Ich bin der Meinung, man muss schlauen Kindern nichts vormachen, manchmal muss man einfach sagen, wie es ist. Man sollte Kinder nicht manipulieren. Es gibt auch bei uns Bücher, die Amelie niemals lesen wollte. Aber warum sollte man es ihnen dann aufdrängen? Wenn du das Bedürfnis hast, sie an das Thema heranzuführen, dann sprich doch mit ihr darüber.

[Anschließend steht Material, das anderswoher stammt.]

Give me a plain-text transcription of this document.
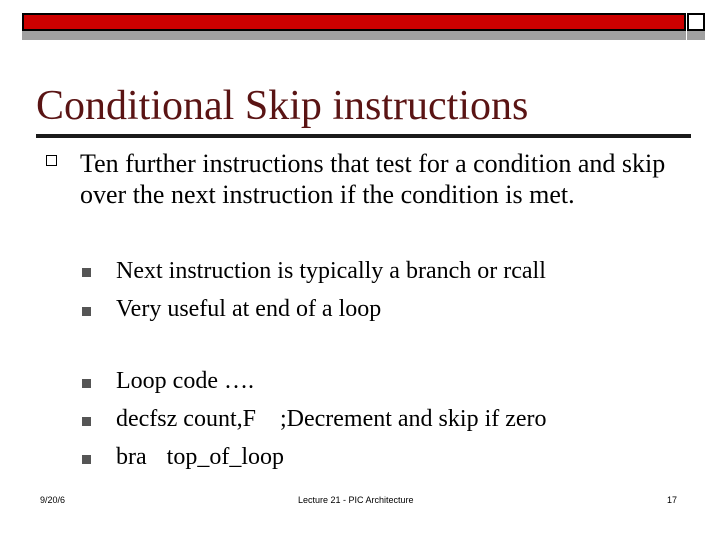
Conditional Skip instructions
Ten further instructions that test for a condition and skip over the next instruction if the condition is met.
Next instruction is typically a branch or rcall
Very useful at end of a loop
Loop code ….
decfsz count,F ;Decrement and skip if zero
bra top_of_loop
9/20/6	Lecture 21 - PIC Architecture	17
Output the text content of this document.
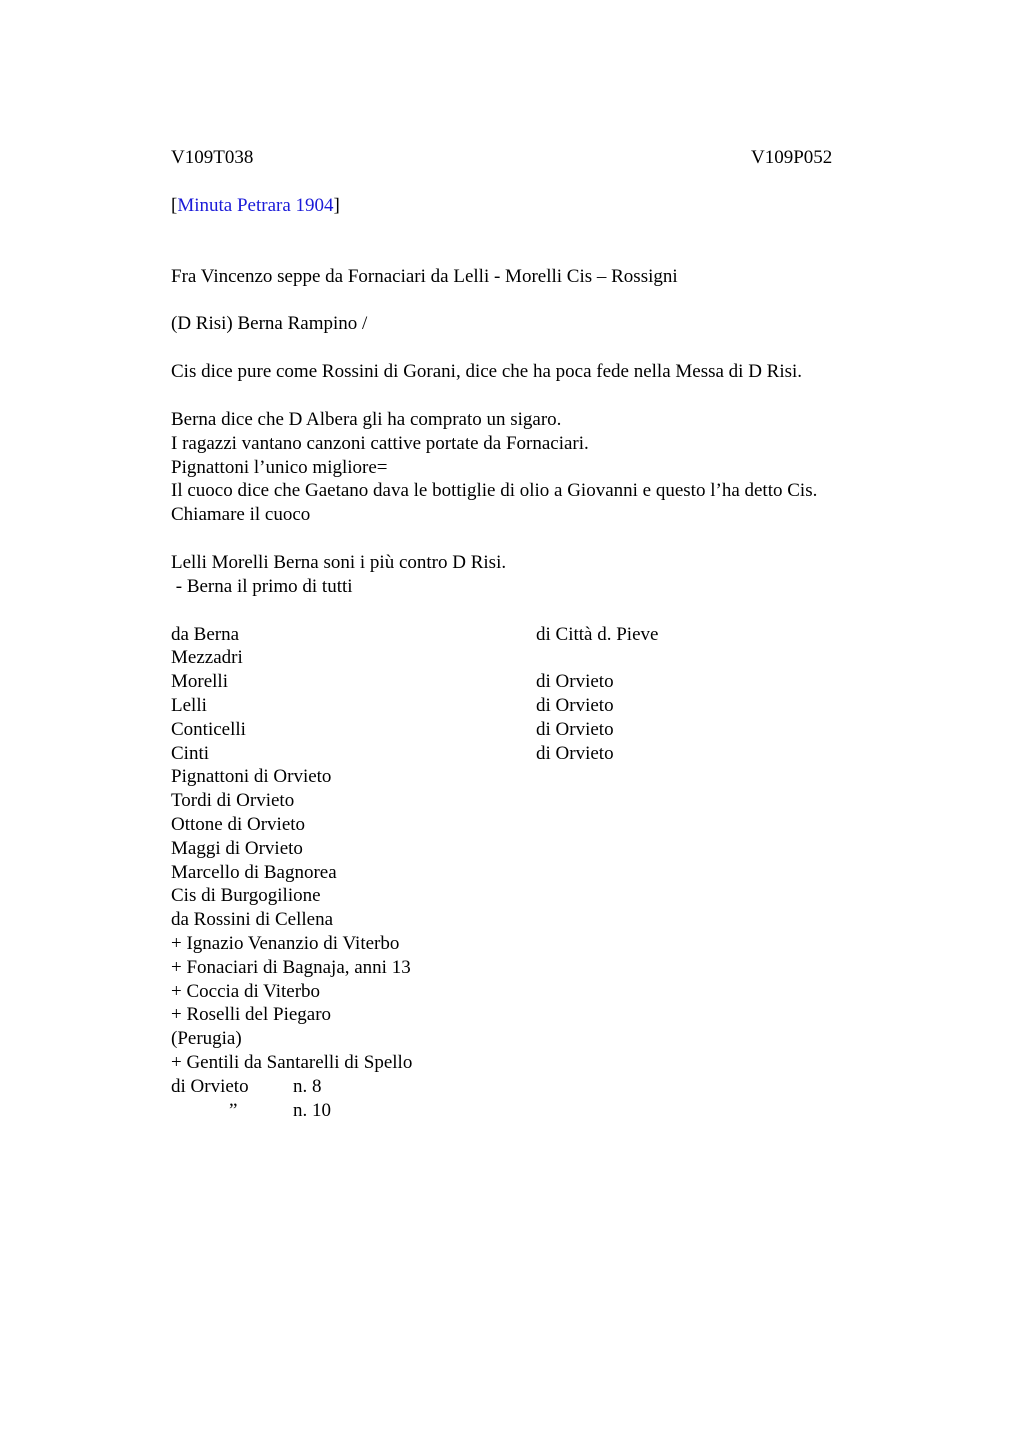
V109T038	V109P052
[Minuta Petrara 1904]
Fra Vincenzo seppe da Fornaciari da Lelli - Morelli Cis – Rossigni
(D Risi) Berna Rampino /
Cis dice pure come Rossini di Gorani, dice che ha poca fede nella Messa di D Risi.
Berna dice che D Albera gli ha comprato un sigaro.
I ragazzi vantano canzoni cattive portate da Fornaciari.
Pignattoni l’unico migliore=
Il cuoco dice che Gaetano dava le bottiglie di olio a Giovanni e questo l’ha detto Cis.
Chiamare il cuoco
Lelli Morelli Berna soni i più contro D Risi.
- Berna il primo di tutti
da Berna	di Città d. Pieve
Mezzadri
Morelli	di Orvieto
Lelli	di Orvieto
Conticelli	di Orvieto
Cinti	di Orvieto
Pignattoni di Orvieto
Tordi di Orvieto
Ottone di Orvieto
Maggi di Orvieto
Marcello di Bagnorea
Cis di Burgogilione
da Rossini di Cellena
+ Ignazio Venanzio di Viterbo
+ Fonaciari di Bagnaja, anni 13
+ Coccia di Viterbo
+ Roselli del Piegaro
(Perugia)
+ Gentili da Santarelli di Spello
di Orvieto n. 8
”	n. 10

Ich hatte übrigens eine Geschichte "Schmollende Steffi"(Steffi) ist mein Name. Und dieses Buch fand Amelie auch wieder zum Schreien komisch

, wahrscheinlich, weil es sie irgendwie versöhnt hat, dass ich (und sie hat gedacht, das sei meine Geschichte) auch mal so bockig war.
Amelie versucht jetzt auch schon, ihre 7 Monate alte Schwester zu erziehen und sagte neulich: Lena, schau mich an, wenn ich mit dir rede! (Musste ich tausendmal sagen, denn manchmal hat Amelie nur reagiert, wenn man ihr direkt in die Augen gesehen hat.) Aber Klein-Leni kann ja noch nicht mal sitzen. Und Lena lacht eigentlich immer, wenn ihre Schwester mit ihr spricht. Die verzeiht alles.